Activists point to a number of factors contributing to the amendment’s revival, including the #MeToo movement, the backlash to Donald Trump’s presidency and Hillary Clinton’s 2016 loss, and the number of women who have entered into the political arena as of late. During the 2019 State of the Union address, many Democratic women in Congress wore pins that read “ERA Yes.”

“There’s been a lot more interest and a lot more attention in the news media about some of the wrongs against women and the inequalities that we face,” Roberta Madden, the co-president of the ERA-NC Alliance in North Carolina, told me last year. “That’s focused the attention in a way that it hasn’t before.”

The 2016 documentary Equal Means Equal renewed attention on the issue as well.

Virginia got close to ratifying the ERA last year, but the GOP-controlled legislature ultimately rejected it. A House committee refused to take it up, and a Senate panel defeated it 9 to 5. Men cast all of the “no” votes. With Democrats in control, hopes are high that next time around will be different.

The ERA missed its deadline. Supporters argue it could still get another chance.

A 38th state ratifying the ERA wouldn’t be the end of it. It’s 37 years past the deadline Congress set for it to become a constitutional amendment: Congress originally set a 1979 deadline, and when that date hit, the amendment only had 35 ratifications. Congress extended the deadline to 1982, but it missed that as well.
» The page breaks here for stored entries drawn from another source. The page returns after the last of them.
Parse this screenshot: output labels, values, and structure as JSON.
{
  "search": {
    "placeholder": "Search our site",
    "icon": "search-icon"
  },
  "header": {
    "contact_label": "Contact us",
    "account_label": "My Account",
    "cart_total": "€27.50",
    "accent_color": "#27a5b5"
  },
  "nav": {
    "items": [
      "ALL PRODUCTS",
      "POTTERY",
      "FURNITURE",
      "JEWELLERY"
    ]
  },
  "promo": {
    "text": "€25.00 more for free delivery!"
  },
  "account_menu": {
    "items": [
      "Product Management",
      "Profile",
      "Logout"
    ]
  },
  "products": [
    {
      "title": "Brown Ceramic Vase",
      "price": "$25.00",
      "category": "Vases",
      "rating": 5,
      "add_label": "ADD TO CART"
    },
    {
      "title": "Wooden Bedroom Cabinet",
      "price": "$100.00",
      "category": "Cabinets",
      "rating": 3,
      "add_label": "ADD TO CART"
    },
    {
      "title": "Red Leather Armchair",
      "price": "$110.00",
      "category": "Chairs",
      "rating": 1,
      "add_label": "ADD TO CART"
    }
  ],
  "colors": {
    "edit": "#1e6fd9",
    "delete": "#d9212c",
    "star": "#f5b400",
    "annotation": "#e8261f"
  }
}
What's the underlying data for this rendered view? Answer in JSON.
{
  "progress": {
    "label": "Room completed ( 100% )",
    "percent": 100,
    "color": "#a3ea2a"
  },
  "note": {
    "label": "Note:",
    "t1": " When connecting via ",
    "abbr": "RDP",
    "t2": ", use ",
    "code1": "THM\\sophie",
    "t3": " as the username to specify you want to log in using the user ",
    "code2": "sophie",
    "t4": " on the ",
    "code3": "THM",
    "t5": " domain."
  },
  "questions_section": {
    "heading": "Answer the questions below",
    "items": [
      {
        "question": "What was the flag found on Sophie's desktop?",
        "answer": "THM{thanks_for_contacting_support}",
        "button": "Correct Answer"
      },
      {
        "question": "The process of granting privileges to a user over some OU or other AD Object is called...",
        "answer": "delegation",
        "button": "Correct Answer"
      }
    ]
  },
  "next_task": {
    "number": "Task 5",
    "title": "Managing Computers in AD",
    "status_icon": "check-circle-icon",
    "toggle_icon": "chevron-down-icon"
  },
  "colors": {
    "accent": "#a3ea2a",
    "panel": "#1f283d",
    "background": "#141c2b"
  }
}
Still, there are some potential workarounds.

A 2013 report by the Congressional Research Service said Congress could just vote to change the previous deadline.

Rep. Jackie Speier (D-CA) and Sen. Ben Cardin (D-MD) introduced legislation in 2017 that would remove the ratification deadline for the ERA. “If Congress, by majority vote, said that the deadline was ’82, then Congress by majority vote could say that the deadline is many years from now,” Jane Mansbridge, a Harvard professor and the author of Why We Lost the ERA, said in a 2018 interview with the Harvard Kennedy School PolicyCast.

Supporters of the ERA also point to the “Madison Amendment.” In 1789, James Madison first proposed that Congress shouldn’t be allowed to give itself a raise — any pay increases wouldn’t take effect until the next congressional term began. Six states had ratified the amendment by 1792. Then the effort stalled for 190 years. In 1982, an undergraduate student, Gregory Watson, figured out that the amendment could still be ratified and started what would eventually become a successful grassroots campaign to ratify, in 1992, the 27th Amendment.

Some Republicans at the state level have supported the ERA, and its supporters hope that many of the myths and misconceptions about it have dissipated. It was, at least initially, a bipartisan issue in the 1970s, and it could be again.

In 2014, Supreme Court Justice Ruth Bader Ginsburg said at the National Press Club that if she could choose any amendment to add to the US Constitution, it would be the Equal Rights Amendment. “I think we have achieved that through legislation, but legislation can be repealed, it can be altered,” Ginsburg continued. “So I would like my granddaughters, when they pick up the Constitution, to see that notion — that women and men are persons of equal stature — I’d like them to see that is a basic principle of our society.”